Dreamwood

Veo la escena en colores suaves, matizados, como de lápices de pintura. Es de noche -hay una luna llena, enorme y redonda como un pan, en la esquina superior izquierda- y los árboles tienen un tono verde oscuro un tanto tenebroso; sin embargo, apenas distingo sombras.

Veo más troncos de árboles allá hacia el fondo, y un arbusto que podría ser una zarza, pero también retama, o espino. El perfil de una colina trazado limpiamente contra el cielo negro  y bajo la luna gris. Y una lechuza ojiplática en una de las ramas altas que diferencian unos árboles de otros: debajo de la masa indistinta de las hojas hay una maraña de múltiples trazos marrones, como un techo de madera sobre la hierba del primer plano.Veo, veo. En el ramal descubro dos nidos, otra lechuza a lo lejos (más pequeña), una ardilla y una casita de madera para pájaros -para el cuco, pienso al instante- con tejadillo a dos aguas.
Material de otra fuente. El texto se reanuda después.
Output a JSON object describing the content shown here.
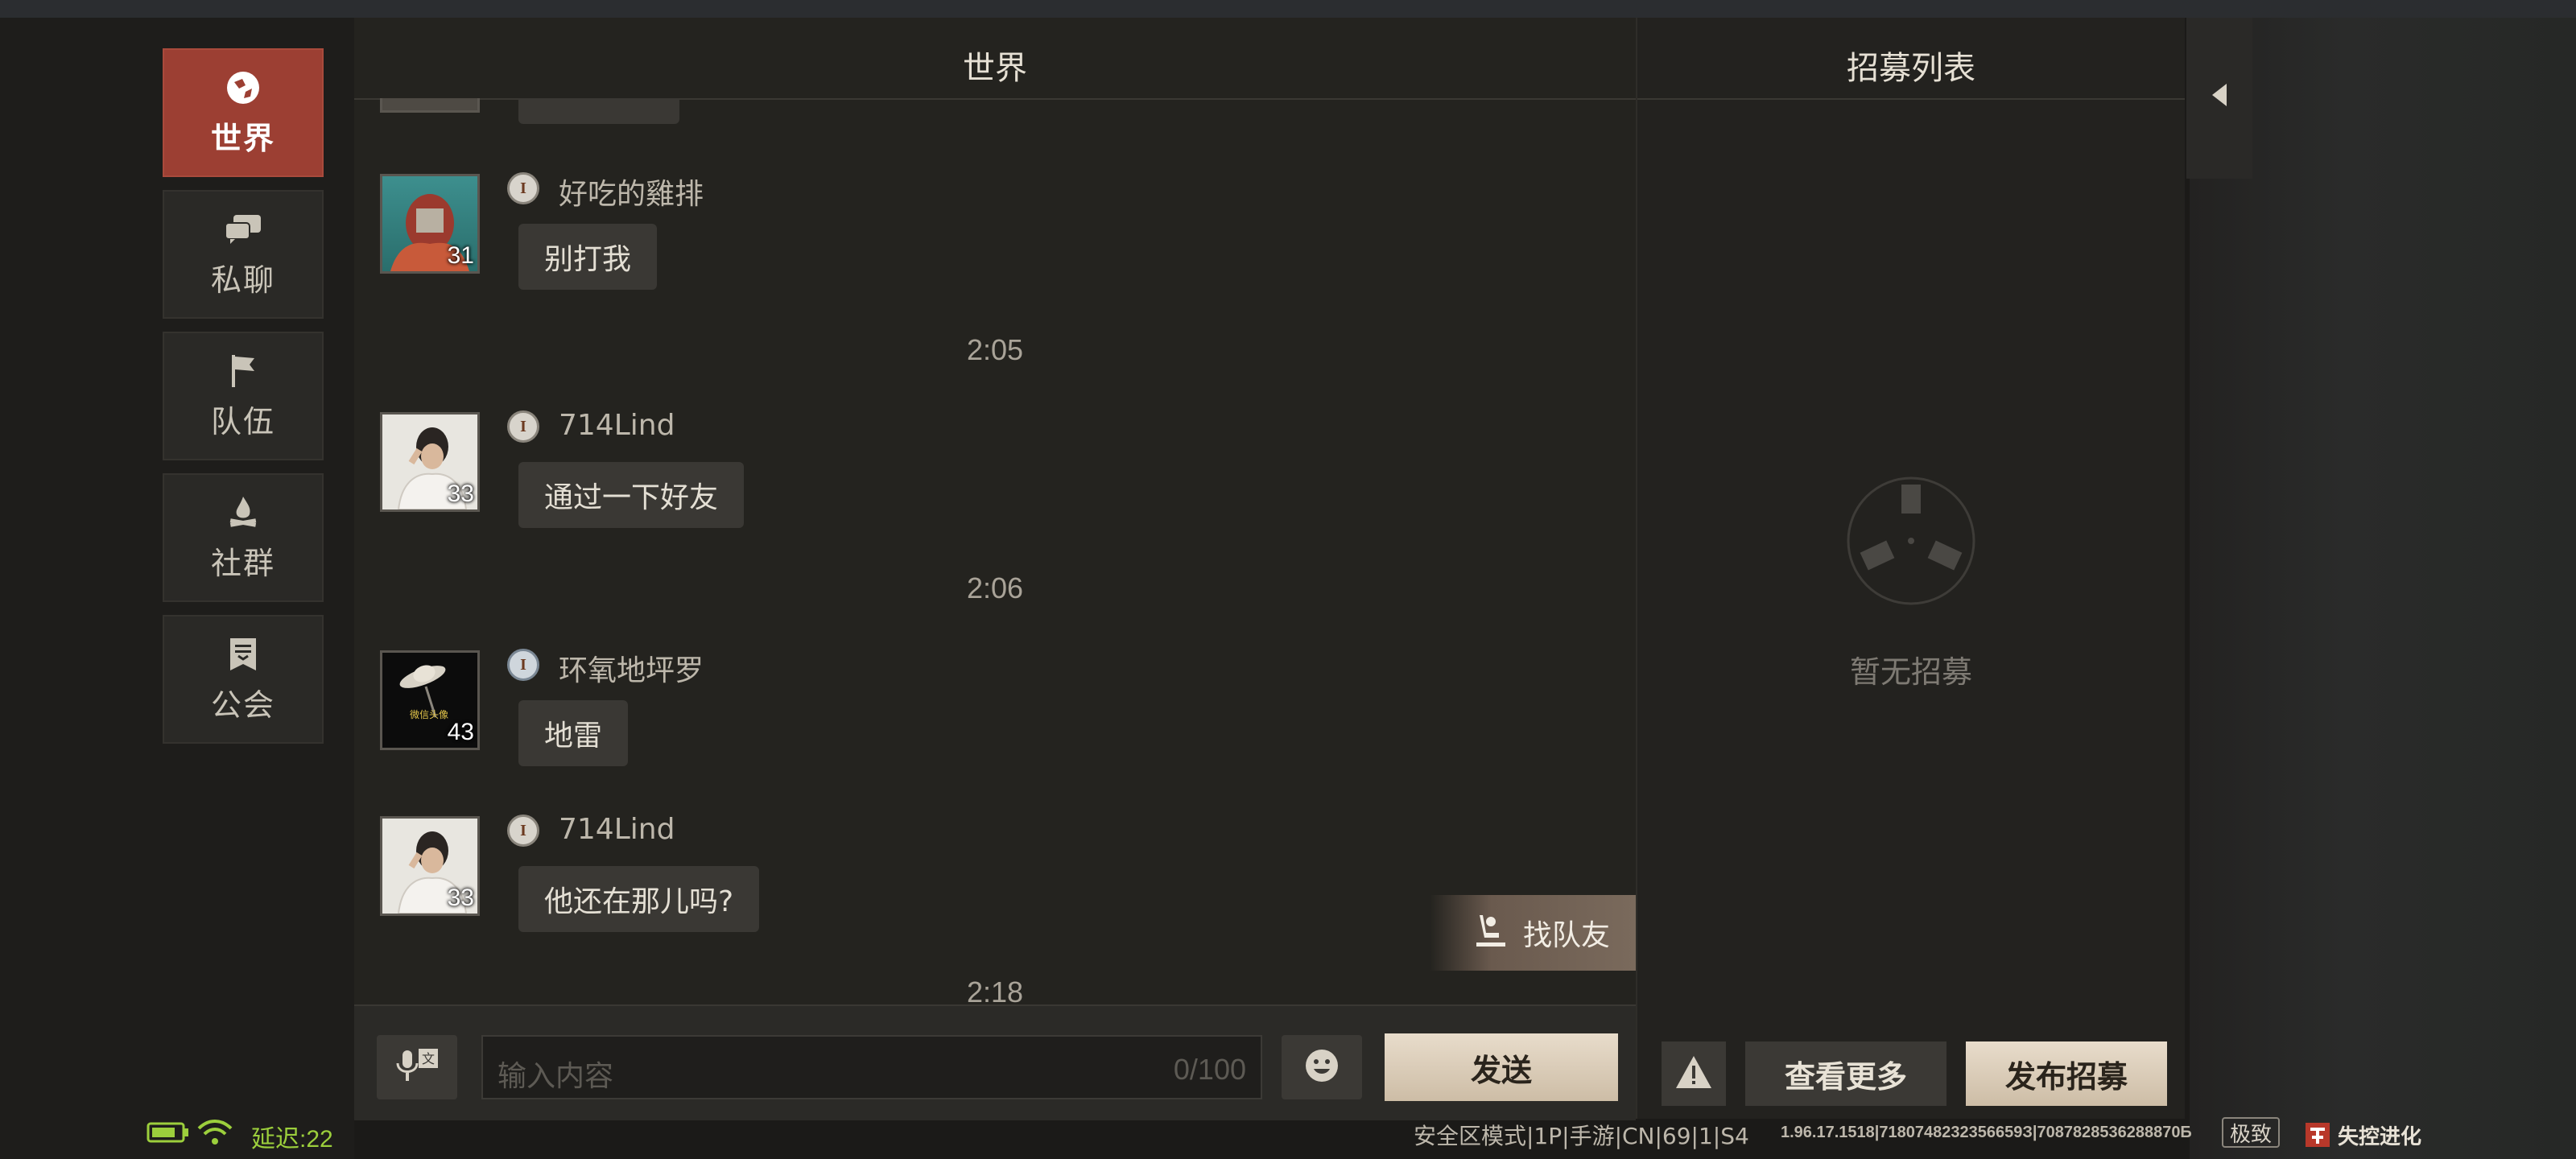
{
  "sidebar": {
    "tabs": [
      {
        "label": "世界",
        "icon": "globe-icon",
        "active": true
      },
      {
        "label": "私聊",
        "icon": "chat-bubbles-icon",
        "active": false
      },
      {
        "label": "队伍",
        "icon": "flag-icon",
        "active": false
      },
      {
        "label": "社群",
        "icon": "campfire-icon",
        "active": false
      },
      {
        "label": "公会",
        "icon": "banner-icon",
        "active": false
      }
    ]
  },
  "chat": {
    "title": "世界",
    "messages": [
      {
        "name": "好吃的雞排",
        "level": "31",
        "text": "别打我"
      },
      {
        "time": "2:05"
      },
      {
        "name": "714Lind",
        "level": "33",
        "text": "通过一下好友"
      },
      {
        "time": "2:06"
      },
      {
        "name": "环氧地坪罗",
        "level": "43",
        "text": "地雷"
      },
      {
        "name": "714Lind",
        "level": "33",
        "text": "他还在那儿吗?"
      },
      {
        "time": "2:18"
      }
    ],
    "find_team_label": "找队友",
    "avatar3_caption": "微信头像"
  },
  "input": {
    "placeholder": "输入内容",
    "counter": "0/100",
    "send_label": "发送"
  },
  "recruit": {
    "title": "招募列表",
    "empty_text": "暂无招募",
    "more_label": "查看更多",
    "publish_label": "发布招募"
  },
  "status": {
    "delay": "延迟:22",
    "mode": "安全区模式|1P|手游|CN|69|1|S4",
    "version": "1.96.17.1518|7180748232356659З|7087828536288870Б",
    "quality": "极致",
    "logo_text": "失控进化"
  },
  "colors": {
    "active_tab": "#9c3f33",
    "delay_green": "#9ccf3c",
    "button_light": "#e8dccb"
  }
}
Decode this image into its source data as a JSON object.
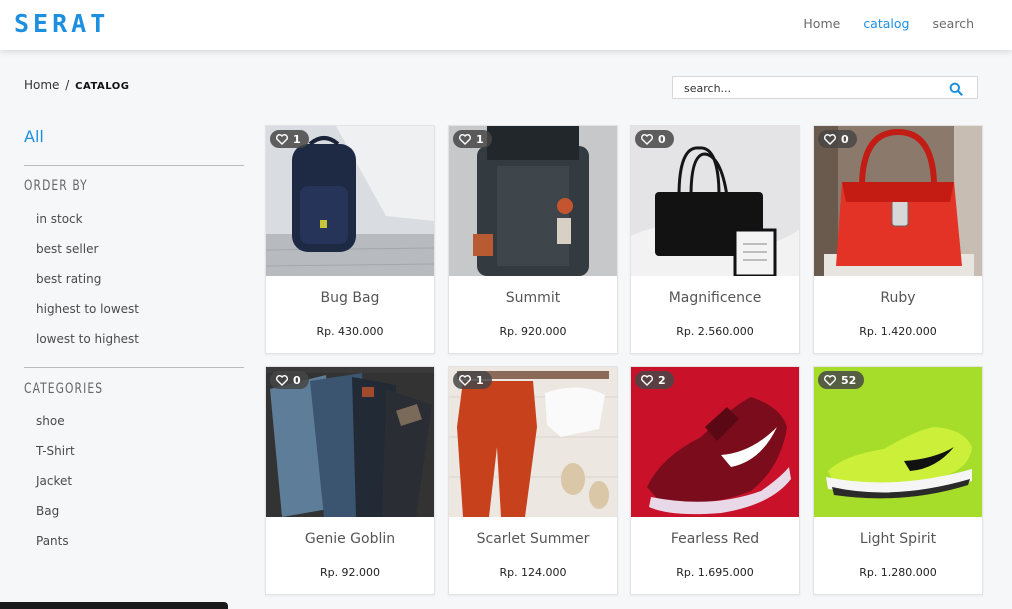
{
  "header": {
    "brand": "SERAT",
    "nav": [
      {
        "label": "Home"
      },
      {
        "label": "catalog",
        "active": true
      },
      {
        "label": "search"
      }
    ]
  },
  "breadcrumb": {
    "home": "Home",
    "separator": "/",
    "current": "CATALOG"
  },
  "search": {
    "placeholder": "search...",
    "icon": "search-icon"
  },
  "sidebar": {
    "all": "All",
    "order_by_title": "ORDER BY",
    "order_by": [
      "in stock",
      "best seller",
      "best rating",
      "highest to lowest",
      "lowest to highest"
    ],
    "categories_title": "CATEGORIES",
    "categories": [
      "shoe",
      "T-Shirt",
      "Jacket",
      "Bag",
      "Pants"
    ]
  },
  "products": [
    {
      "name": "Bug Bag",
      "price": "Rp. 430.000",
      "likes": "1",
      "image": "navy-backpack"
    },
    {
      "name": "Summit",
      "price": "Rp. 920.000",
      "likes": "1",
      "image": "dark-rolltop-backpack"
    },
    {
      "name": "Magnificence",
      "price": "Rp. 2.560.000",
      "likes": "0",
      "image": "black-handbag"
    },
    {
      "name": "Ruby",
      "price": "Rp. 1.420.000",
      "likes": "0",
      "image": "red-handbag"
    },
    {
      "name": "Genie Goblin",
      "price": "Rp. 92.000",
      "likes": "0",
      "image": "folded-jeans"
    },
    {
      "name": "Scarlet Summer",
      "price": "Rp. 124.000",
      "likes": "1",
      "image": "orange-pants-outfit"
    },
    {
      "name": "Fearless Red",
      "price": "Rp. 1.695.000",
      "likes": "2",
      "image": "red-sneaker"
    },
    {
      "name": "Light Spirit",
      "price": "Rp. 1.280.000",
      "likes": "52",
      "image": "lime-sneaker"
    }
  ],
  "colors": {
    "accent": "#1d8fe0",
    "badge": "#464646",
    "background": "#f6f7f9"
  }
}
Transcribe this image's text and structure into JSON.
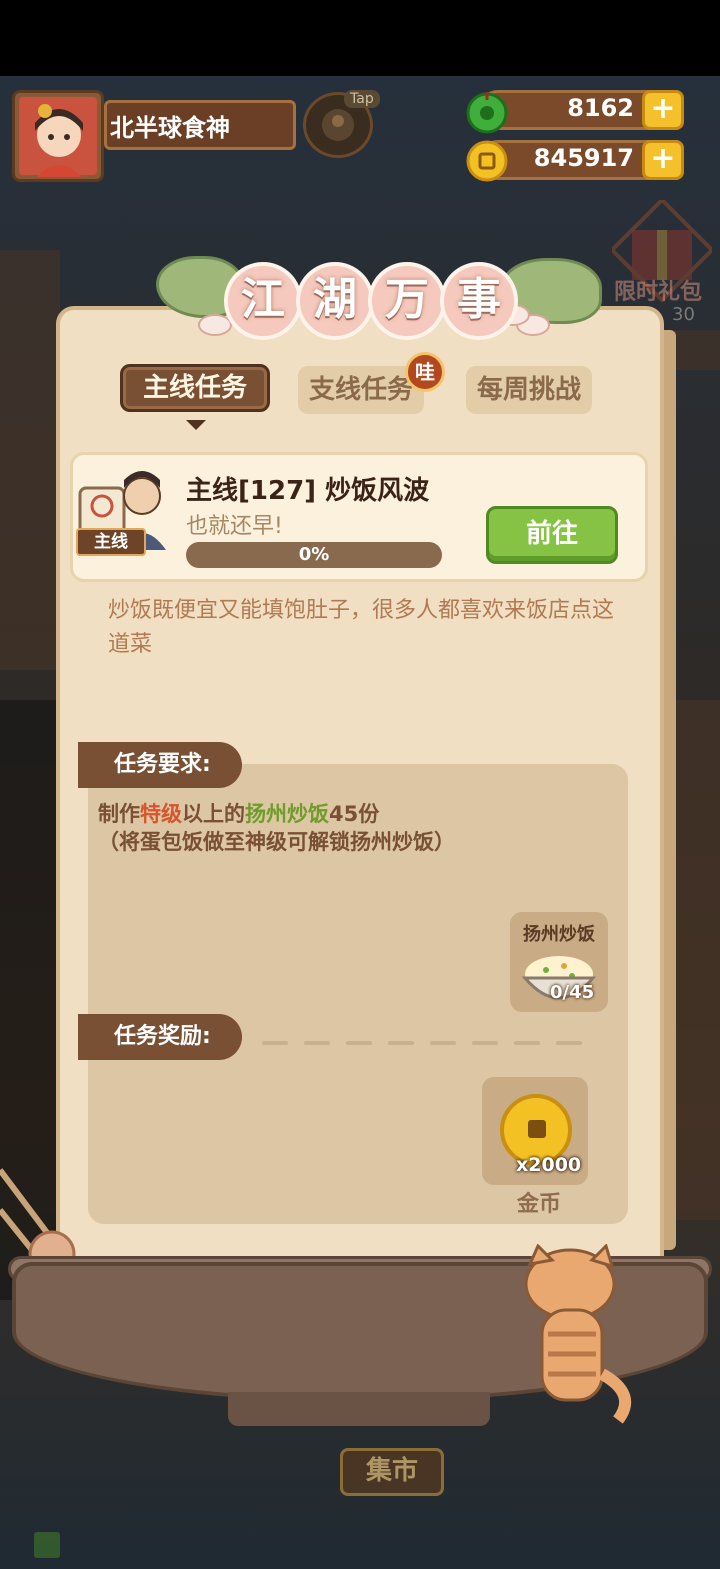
{
  "player": {
    "name": "北半球食神",
    "tap_label": "Tap"
  },
  "currency": {
    "jade": {
      "value": "8162",
      "icon": "jade-icon",
      "plus": "+"
    },
    "coins": {
      "value": "845917",
      "icon": "coin-icon",
      "plus": "+"
    }
  },
  "side": {
    "gift_label": "限时礼包",
    "gift_timer": "30"
  },
  "panel": {
    "title_chars": [
      "江",
      "湖",
      "万",
      "事"
    ],
    "tabs": [
      {
        "label": "主线任务",
        "active": true
      },
      {
        "label": "支线任务",
        "active": false,
        "badge": "哇"
      },
      {
        "label": "每周挑战",
        "active": false
      }
    ]
  },
  "quest": {
    "tag": "主线",
    "title": "主线[127] 炒饭风波",
    "subtitle": "也就还早!",
    "progress_text": "0%",
    "progress": 0,
    "go_button": "前往",
    "description": "炒饭既便宜又能填饱肚子，很多人都喜欢来饭店点这道菜"
  },
  "requirements": {
    "label": "任务要求:",
    "line1_prefix": "制作",
    "line1_grade": "特级",
    "line1_mid": "以上的",
    "line1_dish": "扬州炒饭",
    "line1_suffix": "45份",
    "line2": "（将蛋包饭做至神级可解锁扬州炒饭）",
    "item_name": "扬州炒饭",
    "item_count": "0/45"
  },
  "rewards": {
    "label": "任务奖励:",
    "items": [
      {
        "name": "金币",
        "qty": "x2000",
        "icon": "coin-icon"
      }
    ]
  },
  "bottom": {
    "market": "集市"
  },
  "colors": {
    "panel": "#f0dfc2",
    "accent_brown": "#7a5035",
    "go_green": "#86c244",
    "gold": "#f4c124"
  }
}
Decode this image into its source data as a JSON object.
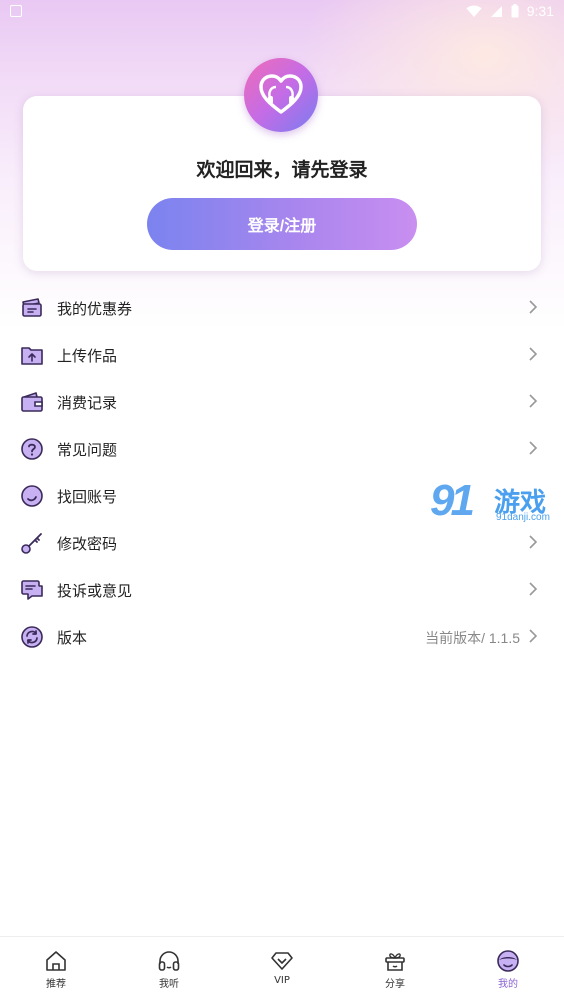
{
  "status_bar": {
    "time": "9:31"
  },
  "profile_card": {
    "welcome_text": "欢迎回来，请先登录",
    "login_button": "登录/注册"
  },
  "menu": [
    {
      "label": "我的优惠券",
      "icon": "coupon-icon"
    },
    {
      "label": "上传作品",
      "icon": "upload-folder-icon"
    },
    {
      "label": "消费记录",
      "icon": "wallet-icon"
    },
    {
      "label": "常见问题",
      "icon": "question-icon"
    },
    {
      "label": "找回账号",
      "icon": "recover-account-icon"
    },
    {
      "label": "修改密码",
      "icon": "key-icon"
    },
    {
      "label": "投诉或意见",
      "icon": "feedback-icon"
    },
    {
      "label": "版本",
      "icon": "refresh-icon",
      "extra": "当前版本/ 1.1.5"
    }
  ],
  "watermark": {
    "brand": "91",
    "brand_text": "游戏",
    "url": "91danji.com"
  },
  "tabbar": [
    {
      "label": "推荐",
      "icon": "home-icon"
    },
    {
      "label": "我听",
      "icon": "headphones-icon"
    },
    {
      "label": "VIP",
      "icon": "diamond-icon"
    },
    {
      "label": "分享",
      "icon": "gift-box-icon"
    },
    {
      "label": "我的",
      "icon": "profile-icon",
      "active": true
    }
  ],
  "colors": {
    "accent": "#8a63d2",
    "icon_fill": "#c7b1f3",
    "icon_stroke": "#3a2a5a"
  }
}
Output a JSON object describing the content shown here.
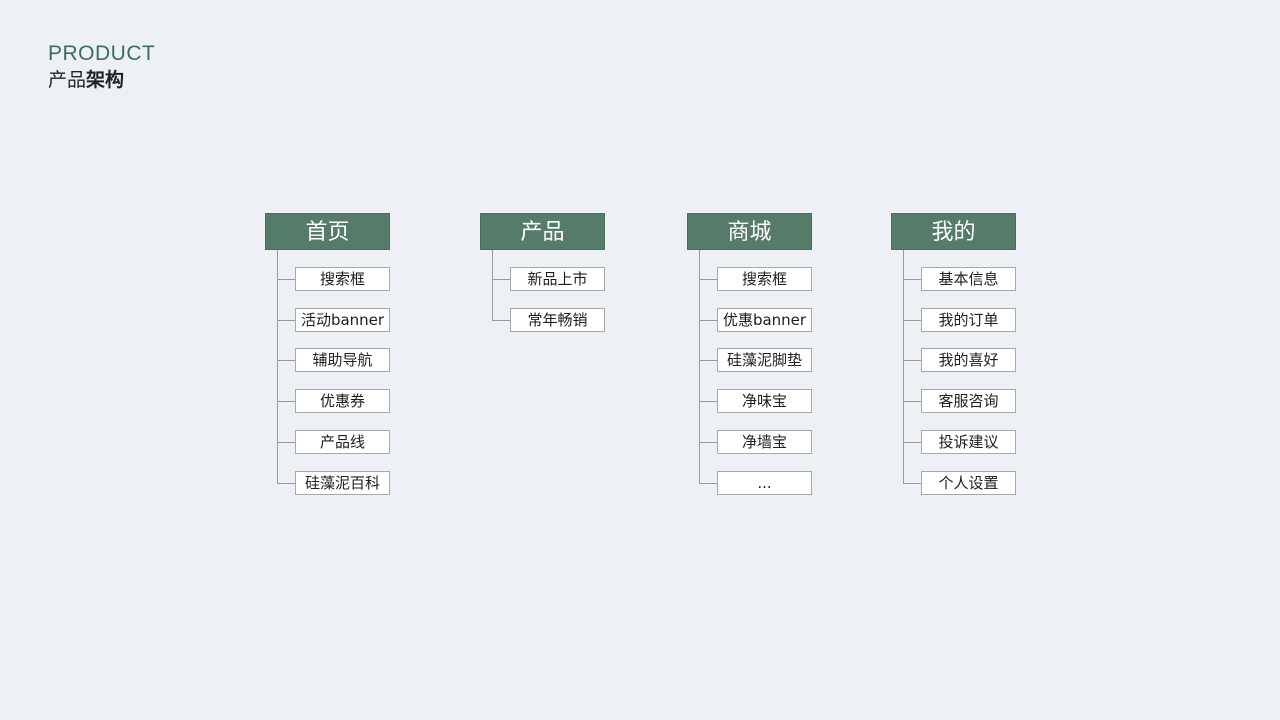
{
  "header": {
    "en": "PRODUCT",
    "zh_light": "产品",
    "zh_bold": "架构"
  },
  "columns": [
    {
      "title": "首页",
      "items": [
        "搜索框",
        "活动banner",
        "辅助导航",
        "优惠券",
        "产品线",
        "硅藻泥百科"
      ]
    },
    {
      "title": "产品",
      "items": [
        "新品上市",
        "常年畅销"
      ]
    },
    {
      "title": "商城",
      "items": [
        "搜索框",
        "优惠banner",
        "硅藻泥脚垫",
        "净味宝",
        "净墙宝",
        "..."
      ]
    },
    {
      "title": "我的",
      "items": [
        "基本信息",
        "我的订单",
        "我的喜好",
        "客服咨询",
        "投诉建议",
        "个人设置"
      ]
    }
  ],
  "colors": {
    "background": "#edf1f5",
    "header_accent": "#3b6f56",
    "node_fill": "#567b68",
    "leaf_border": "#a8a8a8",
    "connector": "#9a9a9a"
  }
}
Es una imagen, lo sé; el recuerdo de una estampa infantil que en algún momento los ojos han registrado, y recuperan ahora que mi voluntad descansa y las defensas se ausentan largo rato. Esa -digamos- inquietud por comprender (y comprenderme), esos intrincados y difíciles mecanismos de blindaje y disculpa (el análisis, la búsqueda constante), conceden una tregua.

¿Qué ves?. Dejo caer la mirada por toda la pintura, admiro los colores difuminados, me aproximo en rápido zoom a los detalles que atrapan mi atención. En el claro de hierba -protagonista indiscutible- hay una enorme cama en la que una figura descansa o duerme, inmediatamente sé que soy yo: no lo deduzco ni lo supongo, es una percepción, indudable como acostumbran a ser los recuerdos (y eso en realidad es nada, es humo). Reconozco rasgos míos en ese dibujo: cierto gesto concentrado, con el ceño levemente fruncido; la blancura exasperante de la piel, el cuerpo escondido bajo las mantas. Un pequeño trazo que representa la nariz. Lleva flequillo a un lado, que yo no uso ahora pero sí entonces, cuando mi sueño sobrevenía puntual y se prolongaba durante horas infinitas, o elásticas más bien, azules y despreocupadas.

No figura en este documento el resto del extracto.